Affirmative action was ruled legal in a 4-3 vote by the Supreme Court last week, and while the case involved a college admissions scenario, it also potentially, and positively, impacts employers looking to boost diversity efforts, according to SHRM.
In the Fisher v. University of Texas cases, the Court decided that the rule used to promote diversity within the University's student body was limited and was therefore able to "pass constitutional muster."
It was the second time the case reached the Supreme Court. In 2013, the case was returned to a lower court to be decided. The lower courts ruled for the university, and this time the Court affirmed.
Jeffrey Robinson, an attorney with Lewis Baach in Washington, D.C., told SHRM it's a "useful" decision for employers working to improve the diversity of their workforces, saying they can keep doing what they had been doing.
David Goldstein, with the Littler law firm in Minneapolis, said employers looking to diversify were concerned about the outcome, and this finally puts the situation to rest.
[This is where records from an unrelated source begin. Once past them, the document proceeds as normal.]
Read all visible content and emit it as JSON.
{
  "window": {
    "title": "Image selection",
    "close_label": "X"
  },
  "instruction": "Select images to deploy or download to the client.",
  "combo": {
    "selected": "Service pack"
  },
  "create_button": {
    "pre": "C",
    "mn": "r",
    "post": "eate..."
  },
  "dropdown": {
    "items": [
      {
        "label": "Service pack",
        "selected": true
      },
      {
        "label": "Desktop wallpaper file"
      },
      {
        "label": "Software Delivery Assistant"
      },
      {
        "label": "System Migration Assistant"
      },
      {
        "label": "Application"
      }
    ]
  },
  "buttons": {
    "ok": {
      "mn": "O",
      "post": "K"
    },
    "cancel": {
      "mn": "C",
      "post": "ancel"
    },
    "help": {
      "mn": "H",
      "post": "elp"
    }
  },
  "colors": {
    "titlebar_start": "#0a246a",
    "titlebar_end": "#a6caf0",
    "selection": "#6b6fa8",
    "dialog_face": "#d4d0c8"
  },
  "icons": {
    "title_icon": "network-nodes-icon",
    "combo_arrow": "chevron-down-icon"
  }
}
Scott Schneider, an attorney with Fisher Phillips, told SHRM that a different decision by the Court could have caused a "domino effect" and had a negative impact on diversity programs among private employers and federal contractors.
With the Court decision in the rearview mirror, Doug Kauffman, an attorney with Balch & Bingham in Birmingham, Ala., said employers launching diversity efforts should first check to see if minorities or women are underrepresented and then use "reasonable methods" to fix the situation if problems exist.